Они с мамой решили, что хоть я и наказана, но мне надо пойти на спектакль. Сказали, что если я не пойду, это будет несправедливо по отношению к Грете. Мы должны поддержать ее всей семьей.
Поднявшись в себе, я закрыла дверь и села на кровать. Родители о чем-то спорили внизу, но я слышала только их голоса. А что именно они говорили, было не разобрать. Зато гром было слышно прекрасно. Он все гремел и гремел где-то вдали, под тусклым и сумрачным субботним небом.
56
Все билеты на спектакль были распроданы. Впрочем, так бывает всегда. Однако в этом году мистер Небович сказал, что представление будет особенным, потому что он пригласил на премьеру кое-кого из своих друзей, профессиональных актеров из города. Он не сказал, кого именно, но намекнул, что это люди достаточно известные, и попросил не устраивать «охоту за знаменитостями», если кто-нибудь узнает кого-то из них в лицо. Возможно, это были те же самые люди, которые собирались посмотреть на Грету. Те, которые будут решать, подходит ли она для Бродвея.

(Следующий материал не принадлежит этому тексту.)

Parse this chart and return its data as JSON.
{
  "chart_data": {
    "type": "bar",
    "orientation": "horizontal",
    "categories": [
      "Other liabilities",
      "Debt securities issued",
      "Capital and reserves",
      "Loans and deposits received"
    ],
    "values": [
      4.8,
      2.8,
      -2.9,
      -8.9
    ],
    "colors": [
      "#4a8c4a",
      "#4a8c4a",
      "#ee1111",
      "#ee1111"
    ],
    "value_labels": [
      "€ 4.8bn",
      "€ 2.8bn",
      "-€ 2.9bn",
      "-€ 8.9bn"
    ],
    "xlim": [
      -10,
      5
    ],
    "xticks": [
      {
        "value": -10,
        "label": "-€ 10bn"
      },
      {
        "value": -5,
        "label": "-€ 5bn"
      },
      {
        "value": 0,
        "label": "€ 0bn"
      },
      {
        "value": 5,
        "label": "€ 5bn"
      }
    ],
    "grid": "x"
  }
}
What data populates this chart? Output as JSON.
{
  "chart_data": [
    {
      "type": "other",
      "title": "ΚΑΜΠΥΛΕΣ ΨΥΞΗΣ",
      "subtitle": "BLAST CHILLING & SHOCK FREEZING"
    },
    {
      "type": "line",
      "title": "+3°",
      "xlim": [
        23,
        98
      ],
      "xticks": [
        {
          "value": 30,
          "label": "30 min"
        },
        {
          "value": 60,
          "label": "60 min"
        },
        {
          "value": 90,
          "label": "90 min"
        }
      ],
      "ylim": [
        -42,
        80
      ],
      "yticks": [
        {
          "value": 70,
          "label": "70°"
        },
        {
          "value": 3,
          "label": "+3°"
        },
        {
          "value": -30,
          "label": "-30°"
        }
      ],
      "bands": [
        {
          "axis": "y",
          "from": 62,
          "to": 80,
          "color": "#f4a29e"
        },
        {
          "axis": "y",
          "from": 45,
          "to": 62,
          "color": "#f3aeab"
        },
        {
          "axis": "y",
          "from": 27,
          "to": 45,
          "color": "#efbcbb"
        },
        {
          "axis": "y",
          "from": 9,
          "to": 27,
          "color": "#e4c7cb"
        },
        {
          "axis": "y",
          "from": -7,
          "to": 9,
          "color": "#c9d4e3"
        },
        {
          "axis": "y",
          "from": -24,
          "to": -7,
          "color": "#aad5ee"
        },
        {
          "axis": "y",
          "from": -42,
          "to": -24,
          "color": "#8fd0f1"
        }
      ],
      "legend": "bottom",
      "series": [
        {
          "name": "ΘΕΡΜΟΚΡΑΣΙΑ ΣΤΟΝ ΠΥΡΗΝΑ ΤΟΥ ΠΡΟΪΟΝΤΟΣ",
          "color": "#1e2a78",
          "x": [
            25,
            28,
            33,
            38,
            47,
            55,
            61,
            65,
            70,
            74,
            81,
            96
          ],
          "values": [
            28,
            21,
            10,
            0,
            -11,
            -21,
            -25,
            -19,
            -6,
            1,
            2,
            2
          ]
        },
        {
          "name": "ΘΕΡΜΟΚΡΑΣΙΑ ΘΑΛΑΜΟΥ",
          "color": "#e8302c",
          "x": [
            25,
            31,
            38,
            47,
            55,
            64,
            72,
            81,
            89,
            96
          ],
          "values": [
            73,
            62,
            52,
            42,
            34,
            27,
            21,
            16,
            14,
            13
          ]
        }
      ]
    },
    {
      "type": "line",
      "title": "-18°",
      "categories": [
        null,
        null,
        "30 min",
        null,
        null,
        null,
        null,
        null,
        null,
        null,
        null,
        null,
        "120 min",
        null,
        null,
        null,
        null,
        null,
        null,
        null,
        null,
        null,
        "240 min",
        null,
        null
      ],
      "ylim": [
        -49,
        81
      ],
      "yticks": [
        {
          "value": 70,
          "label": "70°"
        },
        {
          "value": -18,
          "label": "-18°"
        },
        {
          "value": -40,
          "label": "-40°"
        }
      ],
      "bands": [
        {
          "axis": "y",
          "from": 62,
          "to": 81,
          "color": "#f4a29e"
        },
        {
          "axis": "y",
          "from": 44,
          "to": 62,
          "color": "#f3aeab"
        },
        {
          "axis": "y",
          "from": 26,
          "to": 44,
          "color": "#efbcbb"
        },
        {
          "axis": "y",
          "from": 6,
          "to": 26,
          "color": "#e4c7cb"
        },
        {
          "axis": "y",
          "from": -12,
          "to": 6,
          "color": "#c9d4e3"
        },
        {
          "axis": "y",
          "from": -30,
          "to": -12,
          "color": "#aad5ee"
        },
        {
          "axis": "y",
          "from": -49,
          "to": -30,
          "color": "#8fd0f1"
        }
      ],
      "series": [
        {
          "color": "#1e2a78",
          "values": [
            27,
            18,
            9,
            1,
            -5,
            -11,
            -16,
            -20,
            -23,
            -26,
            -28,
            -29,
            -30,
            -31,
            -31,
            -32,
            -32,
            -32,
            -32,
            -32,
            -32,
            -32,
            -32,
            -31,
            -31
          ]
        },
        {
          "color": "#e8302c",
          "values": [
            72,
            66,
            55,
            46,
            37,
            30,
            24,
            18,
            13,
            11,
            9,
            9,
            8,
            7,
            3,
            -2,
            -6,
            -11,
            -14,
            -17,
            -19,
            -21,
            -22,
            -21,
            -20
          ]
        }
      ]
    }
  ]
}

Всю дорогу до школы никто не произнес ни слова. Низкие фонари на лужайке на школьном дворе были обернуты разноцветной целлофановой пленкой, и трава под ними светилась красным, оранжевым и ярко-желтым. Когда мы входили в школу, мама строго взглянула на меня, поджав губы, но, как только мы оказались внутри, сразу же переключилась в «нормальный режим». Принялась мило болтать с другими мамами и говорить всем и каждому, как она гордится Гретой.
Я пыталась придумать, как бы мне ускользнуть от родителей. Мне необходимо было увидеть Грету, рассказать ей о портрете и предупредить, что я не смогу прийти на вечеринку. Она должна знать, что меня там не будет. И тогда она, может быть, не пойдет зарываться в листья. Потому что некому будет о ней позаботиться. Никто не станет разыскивать ее в лесу.
Мы с папой стояли у длинного стола в вестибюле, где был устроен импровизированный буфет, — члены родительского комитета продавали безалкогольный ягодный пунш и домашнюю выпечку. Я развернулась, чтобы уйти, но папа меня удержал, положив руку мне на плечо.
— Куда это ты собралась? Я никуда тебя не пущу. Мама строго-настрого наказала не отпускать тебя ни на шаг.
— Да что я сделаю?
— Не знаю. Но сегодня у Греты ответственное выступление. Это ее день, и хотелось бы обойтись без сюрпризов, — он посмотрел на меня, и мне стало нехорошо. Я в жизни не видела, чтобы папа смотрел на меня с таким разочарованием. — Ты обманула наше доверие, Джун.
— Да, я знаю.
Я огляделась по сторонам в надежде увидеть кого-нибудь, с кем можно было бы передать весточку Грете. Но там были только родители и совсем мелкие дети, толку от которых совершенно никакого. Потом свет в вестибюле замигал — это был сигнал к началу представления. Двери в актовый зал открылись, и зрители пошли занимать места. Она прекрасно управится и без тебя. Да, наверное. Сегодня ей придется справляться самой.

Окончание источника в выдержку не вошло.